Théodore de Neuhoff - Roi de Corse (1736)
Y établit sa résidence.
Origine et histoire
L’Hôtel de ville de Sartène, construit au début du XVIe siècle par les Génois, est un édifice emblématique de l’architecture militaire et civile de la Corse. À l’origine, il servait de résidence au lieutenant de la République génoise après que Sartène devint le chef-lieu de la province de la Rocca, remplaçant Porto Vecchio.
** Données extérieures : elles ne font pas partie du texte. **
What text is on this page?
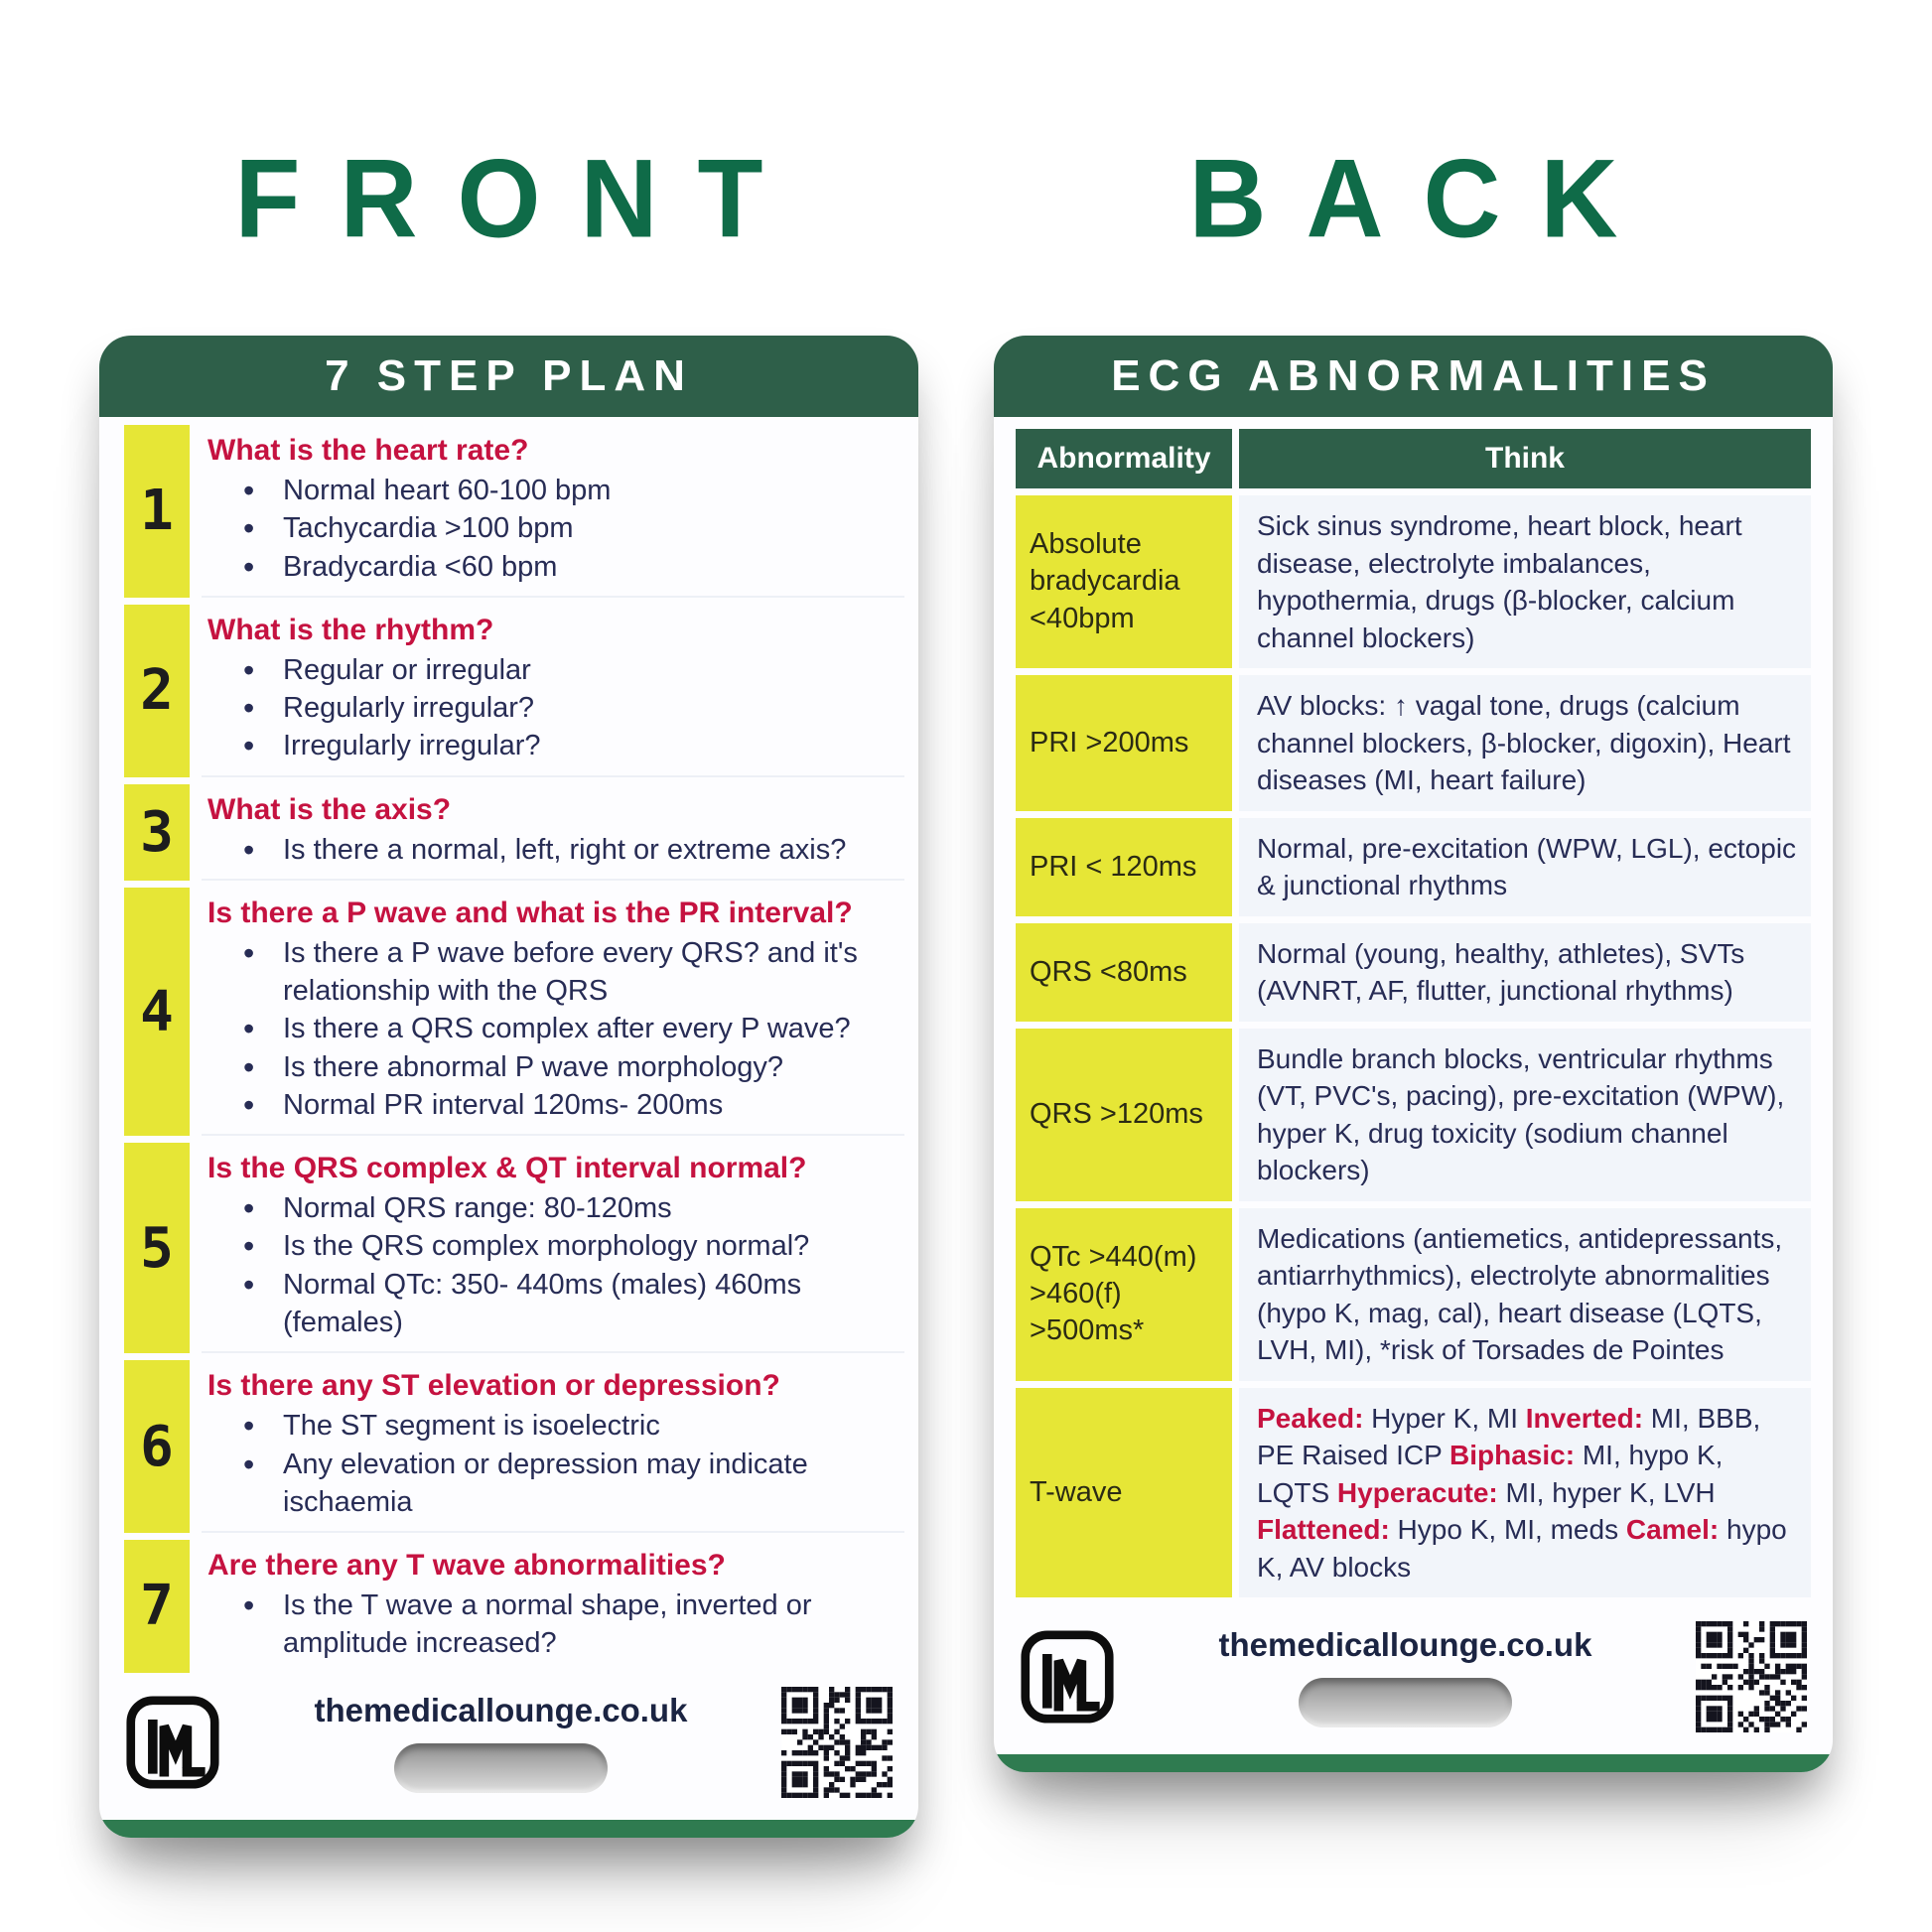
FRONT
7 STEP PLAN
1
What is the heart rate?
• Normal heart 60-100 bpm
• Tachycardia >100 bpm
• Bradycardia <60 bpm
2
What is the rhythm?
• Regular or irregular
• Regularly irregular?
• Irregularly irregular?
3	What is the axis?
• Is there a normal, left, right or extreme axis?
4
Is there a P wave and what is the PR interval?
• Is there a P wave before every QRS? and it's relationship with the QRS
• Is there a QRS complex after every P wave?
• Is there abnormal P wave morphology?
• Normal PR interval 120ms- 200ms
5
Is the QRS complex & QT interval normal?
• Normal QRS range: 80-120ms
• Is the QRS complex morphology normal?
• Normal QTc: 350- 440ms (males) 460ms (females)
6
Is there any ST elevation or depression?
• The ST segment is isoelectric
• Any elevation or depression may indicate ischaemia
7
Are there any T wave abnormalities?
• Is the T wave a normal shape, inverted or amplitude increased?
themedicallounge.co.uk
BACK
ECG ABNORMALITIES
Abnormality	Think
Absolute bradycardia <40bpm
Sick sinus syndrome, heart block, heart disease, electrolyte imbalances, hypothermia, drugs (β-blocker, calcium channel blockers)
PRI >200ms
AV blocks: ↑ vagal tone, drugs (calcium channel blockers, β-blocker, digoxin), Heart diseases (MI, heart failure)
PRI < 120ms
Normal, pre-excitation (WPW, LGL), ectopic & junctional rhythms
QRS <80ms
Normal (young, healthy, athletes), SVTs (AVNRT, AF, flutter, junctional rhythms)
QRS >120ms
Bundle branch blocks, ventricular rhythms (VT, PVC's, pacing), pre-excitation (WPW), hyper K, drug toxicity (sodium channel blockers)
QTc >440(m) >460(f) >500ms*
Medications (antiemetics, antidepressants, antiarrhythmics), electrolyte abnormalities (hypo K, mag, cal), heart disease (LQTS, LVH, MI), *risk of Torsades de Pointes
T-wave
Peaked: Hyper K, MI Inverted: MI, BBB, PE Raised ICP Biphasic: MI, hypo K, LQTS Hyperacute: MI, hyper K, LVH Flattened: Hypo K, MI, meds Camel: hypo K, AV blocks
themedicallounge.co.uk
Ce palais fortifié jouait aussi un rôle défensif contre les conflits locaux et les raids barbaresques, reflétant les tensions de l’époque en Méditerranée.
Détruit partiellement en 1564 lors du siège mené par Sampiero Corso, un chef corses révoltés contre Gênes, l’édifice fut rapidement reconstruit. Au XVIe siècle, il abritera même brièvement Théodore de Neuhoff, aventurier allemand autoproclamé roi de Corse en 1736, qui en fit sa résidence. Les transformations ultérieures, comme l’aménagement des étages supérieurs en caserne au XIXe siècle, témoignent de son adaptation aux besoins militaires et administratifs successifs.
L’architecture actuelle, avec ses quatre niveaux et son ouverture en plein cintre à l’emplacement d’un ancien pont-levis, conserve des traces de sa vocation défensive. Les balcons de la façade, dont l’un repose sur d’anciens mâchicoulis, rappellent son double usage : symbole du pouvoir génois et refuge pour les habitants. Classé monument historique en 1991, il incarne aujourd’hui l’héritage complexe de la Corse entre influences génoises, révoltes locales et adaptations modernes.